Furlong, the Wife Beater, Jumps His Bond.

    B. W. Furlong, who will be remembered by the readers of the NEWS AND ADVERTISER as the man who beat his wife o mercilessly at his home in Berrien county, on the B. & W. railroad, some time ago, and who spent several days in jail in this city, has been on the rampage again for the last week or two, and although under bond to keep the peace and for his appearance at the next term of Berrien Superior Court, has been into two or three more difficulties and making himself a nuisance generally.     Upon learning that Furlong was not keeping his promise to them, and that he was behaving badly again three of his bondsmen, Messrs. W.J. Nelson, of Alapaha, B. B. Gray, of Gray’s Mills, and Col. L. J. Boyt, of Dougherty county, notified the Sheriff of Berrien county that they would not remain on his bond any longer.  The Sheriff refused to relieve the of their responsibility, however, until Furlong was delivered to him.     With the intention of arresting Furlong and delivering him over to the Sheriff, Mr. Nelson, accompanied by Mr. A. J. McCrea, Marshal of Alapaha, started Sunday night to Albany, where the expected to find Furlong.  They met him at Sumner, however, and started back to Alapaha with him.  They did not tell him what their purpose was, but he evidently suspected that something was wrong, and just after the train started, jumped off, and has since been making himself scarce.


    Furlong came to the city on Tuesday night, and was jailed  between 10 and 11 o’clock.  He got drunk and  ‘rared round’ considerably, abusing his best friends and making himself disagreeable generally.  Some of his bondsmen were in the city and had him arrested for the purpose of giving him up and getting released from his bond. Marshal Westbrook and Policeman Bennet made the arrest, and carried him to jail.  He swore at first that he would not go to jail, but he went all the same.     Furlong is wanted in Berrien county, but will not be turned over to the authorities of that county until he is either tried on three indictments which stand against him in Dougherty, or gets his cases continued and makes a new bond.  Two indictments for carrying concealed weapons were found against him at the last April term of Dougherty Superior Court, and Messrs. C. M. Mayo and John Ray became his bondsmen.  There is also an indictment against him here for assault and battery. Wednesday morning Messrs. Mayo and Ray notifed Sheriff Edwards that they desired to be relieved as his bondsmen.  This leaves him without bond in the cases standing against him here, and he will be kept in jail until tried unless he succeeds in giving a new bond.  He will probably be tried for his offenses here at the present term of the Superior Court.
We learn that his brother-in-law, Mr. B.B. Gray, who is also one of his bondsmen in the case that grew out of his assault upon his wife, desires to get him back to Berrien county for the purpose of having him committed to the lunatic asylum – he being satisfied that the man’s reason has been destroyed by strong drink.  It matters not whether his conduct be due to insanity or to liquor, something ought to be done with him, for he has gotten to be a man of such violent disposition and habits that he is not only a nuisance to his friends, but a terror to the community.

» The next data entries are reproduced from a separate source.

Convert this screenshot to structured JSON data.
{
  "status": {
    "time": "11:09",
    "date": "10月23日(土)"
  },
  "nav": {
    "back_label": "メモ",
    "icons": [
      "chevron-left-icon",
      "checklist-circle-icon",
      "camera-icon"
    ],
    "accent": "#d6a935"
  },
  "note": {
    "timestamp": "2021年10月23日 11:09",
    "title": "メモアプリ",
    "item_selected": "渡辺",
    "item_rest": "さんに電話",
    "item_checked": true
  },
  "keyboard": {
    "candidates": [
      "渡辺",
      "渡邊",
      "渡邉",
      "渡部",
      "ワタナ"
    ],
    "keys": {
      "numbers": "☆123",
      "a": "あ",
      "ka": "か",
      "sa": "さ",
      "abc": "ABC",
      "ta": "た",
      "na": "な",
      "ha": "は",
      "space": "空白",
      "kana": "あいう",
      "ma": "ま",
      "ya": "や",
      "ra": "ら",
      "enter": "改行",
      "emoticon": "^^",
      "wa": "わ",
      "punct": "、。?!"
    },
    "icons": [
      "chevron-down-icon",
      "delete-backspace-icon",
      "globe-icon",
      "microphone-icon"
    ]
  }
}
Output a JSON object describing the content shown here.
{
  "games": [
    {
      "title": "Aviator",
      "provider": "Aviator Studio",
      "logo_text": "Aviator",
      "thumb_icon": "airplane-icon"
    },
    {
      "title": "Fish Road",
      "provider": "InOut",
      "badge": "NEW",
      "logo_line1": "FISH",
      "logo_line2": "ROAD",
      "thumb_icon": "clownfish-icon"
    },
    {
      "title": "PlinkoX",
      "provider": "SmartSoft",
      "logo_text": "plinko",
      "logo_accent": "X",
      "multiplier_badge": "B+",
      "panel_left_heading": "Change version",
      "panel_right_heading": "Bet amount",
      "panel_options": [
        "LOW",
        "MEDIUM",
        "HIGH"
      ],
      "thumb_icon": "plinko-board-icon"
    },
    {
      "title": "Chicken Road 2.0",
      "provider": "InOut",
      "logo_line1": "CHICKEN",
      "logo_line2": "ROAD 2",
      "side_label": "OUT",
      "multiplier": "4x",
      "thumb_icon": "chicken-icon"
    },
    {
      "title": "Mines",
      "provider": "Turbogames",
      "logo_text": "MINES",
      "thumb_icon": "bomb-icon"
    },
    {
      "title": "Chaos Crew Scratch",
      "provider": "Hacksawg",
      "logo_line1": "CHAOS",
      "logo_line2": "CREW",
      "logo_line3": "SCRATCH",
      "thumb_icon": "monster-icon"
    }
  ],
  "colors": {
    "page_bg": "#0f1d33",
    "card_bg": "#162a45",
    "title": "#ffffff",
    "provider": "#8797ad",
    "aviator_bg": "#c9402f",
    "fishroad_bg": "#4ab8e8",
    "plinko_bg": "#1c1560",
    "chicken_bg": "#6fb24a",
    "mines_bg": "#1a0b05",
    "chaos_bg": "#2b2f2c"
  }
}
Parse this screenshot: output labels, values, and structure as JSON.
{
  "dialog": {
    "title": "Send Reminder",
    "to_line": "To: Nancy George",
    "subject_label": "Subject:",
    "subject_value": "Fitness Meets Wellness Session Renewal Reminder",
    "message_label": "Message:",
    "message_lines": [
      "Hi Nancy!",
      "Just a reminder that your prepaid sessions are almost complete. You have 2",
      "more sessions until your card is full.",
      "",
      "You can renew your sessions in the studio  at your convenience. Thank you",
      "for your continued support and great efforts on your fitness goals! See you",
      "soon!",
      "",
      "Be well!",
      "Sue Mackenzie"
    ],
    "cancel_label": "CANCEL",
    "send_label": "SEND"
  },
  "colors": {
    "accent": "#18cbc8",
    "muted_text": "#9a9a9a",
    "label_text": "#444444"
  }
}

Brunswick Advertiser and Appeal
October 20, 1883 pg 6

B. W. Furlong, who will be remembered as the man who beat his wife so severely some time since in Berrien county, and who was in our city a few weeks since raising quite a stir, has been behaving so badly of late that his bondsmen concluded to give him up, and started with him to the Sheriff, but he jumped from the train, and, up to this writing, has not put in his appearance.  His bondsmen in Brunswick will feel somewhat uneasy, as he will be wanted here at the next term of court to answer certain charges.     Later. – He has since been captured in Albany, and is now in jail.